- Dobrzhanskaya in 1977
- Born: December 24, 1905 Kiev, Russian Empire (present-day Ukraine)
- Died: November 3, 1980 (aged 74) Moscow, Russian SFSR, Soviet Union
- Occupations: Singer, actress
- Years active: 1924–1978

= Lyubov Dobrzhanskaya =

Soviet singer and actress (1905–1980)

Lyubov Ivanovna Dobrzhanskaya (Note:
- Любовь Ивановна Добржанская
- Любов Іванівна Добржанська
) (24 December 1905 – 3 November 1980) was a Soviet singer and actress of theater and cinema. She won the Stalin Prize II degree in 1951 and the People's Artist of the USSR Award in 1965. She is best known for her roles in films Beware of the Car (as Detochkin's mother) and The Irony of Fate (as Zhenya's mother).

==Biography==
Dobrzhanskaya was born to a noble family on December 24, 1905, in Kiev.

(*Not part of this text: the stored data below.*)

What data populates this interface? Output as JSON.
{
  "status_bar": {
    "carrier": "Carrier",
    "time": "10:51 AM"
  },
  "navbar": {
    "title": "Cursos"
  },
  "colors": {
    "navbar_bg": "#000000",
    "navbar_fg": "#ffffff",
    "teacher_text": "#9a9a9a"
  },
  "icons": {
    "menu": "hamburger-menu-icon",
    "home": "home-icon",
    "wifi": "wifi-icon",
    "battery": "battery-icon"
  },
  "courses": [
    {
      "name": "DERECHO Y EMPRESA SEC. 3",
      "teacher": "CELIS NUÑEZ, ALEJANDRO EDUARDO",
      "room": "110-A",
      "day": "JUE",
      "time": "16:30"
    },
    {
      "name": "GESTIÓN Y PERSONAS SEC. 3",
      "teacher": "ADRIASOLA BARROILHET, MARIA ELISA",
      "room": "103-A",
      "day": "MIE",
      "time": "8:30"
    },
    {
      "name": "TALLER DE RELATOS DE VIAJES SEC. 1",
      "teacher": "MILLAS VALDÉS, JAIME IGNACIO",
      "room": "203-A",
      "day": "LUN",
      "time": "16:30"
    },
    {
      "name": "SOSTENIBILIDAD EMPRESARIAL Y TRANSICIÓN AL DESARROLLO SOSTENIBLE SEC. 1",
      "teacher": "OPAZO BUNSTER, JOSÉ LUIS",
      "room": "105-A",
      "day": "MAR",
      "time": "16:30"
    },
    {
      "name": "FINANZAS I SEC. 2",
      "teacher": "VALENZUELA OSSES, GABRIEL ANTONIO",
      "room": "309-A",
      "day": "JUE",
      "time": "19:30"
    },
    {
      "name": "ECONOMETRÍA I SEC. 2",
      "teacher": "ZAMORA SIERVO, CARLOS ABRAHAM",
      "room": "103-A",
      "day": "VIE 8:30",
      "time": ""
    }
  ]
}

In 1923–1924 she studied at the theater studio. In 1934 she began acting in the Russian Army Theatre in Moscow where Aleksey Popov had a great influence on her art.

She participated in various concerts. Her performances of romances enjoyed great success. She was also the author of Leonid Utyosov's song Under the Spring Foliage.

She was married four times but had no children.

Lyubov Dobrzhanskaya died on November 3, 1980, in Moscow. She was buried at the Vagankovo Cemetery.